La reina, después que el secretario leyó la lista, preguntó:

-¿Cuáles el más antiguo de los obispos peruleros?

-Señora, a ese no lo he apuntado, temeroso de ofender a vuesa majestad.

-¡Ah! ¿Será el obispo del libro?

-Sí, señora.

-Pues nombra arzobispo de Lima al obispo del libro.

-¿A fray Juan de Almoguera?-preguntó maravillado el ministro y recelando no haber oído bien.

-No sé cómo se llama, a ti toca averiguarlo. Lo que mando es que hagas arzobispo al obispo del libro.

El nuevo arzobispo murió el 2 de marzo de 1676, a la edad de setenta y un años, y a la misma hora en que falleció daba en Arequipa la triste noticia la madre Ana de los Ángeles Monteagudo.
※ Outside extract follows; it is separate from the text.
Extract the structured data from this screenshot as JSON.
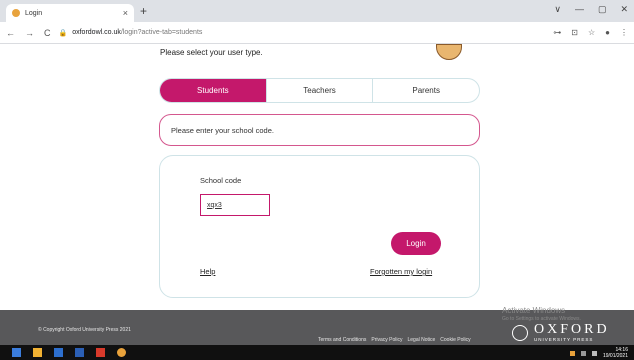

Según la Guía del virreinato para el año 1796, el Sr. Almoguera está en olor de santidad, porque su cadáver se encontró, después de un siglo, incorrupto.

En el obispado de Arequipa sucedió al Sr. Almoguera el mercedario fray Juan de la Calle; y el día en que con grandes fiestas verificó su entrada en la ciudad, dijo a sus compañeras la inspirada monja: «¡Ay, hermanitas! No veremos a nuestro obispo ni él nos verá a nosotras».

En efecto, el Sr. Calle se sintió enfermo pocos días después de su llegada y murió a las cinco semanas.

No habiéndome propuesto en esta tradición más que apuntar las profecías de la madre Monteagudo que se relacionan con el obispo del libro, terminaré indicando a los que deseen hacer más amplio conocimiento con la monja catalina que lean su vida, escrita por el agustino Alonso Cabrera, o el libro de D. Ventura Travada.

La madre Monteagudo murió en edad muy avanzada el 10 de enero de 1686.

Según el deán Valdivia, en sus Apuntes históricos sobre Arequipa, se envió a Roma expediente canónico para la beatificación de la monja catalina; pero se fue a pique el buque que conducía el protocolo, y Arequipa se quedó sin santa.

En 1890 los arequipeños han vuelto a promover el expediente. Pronto tendrán santa en casa.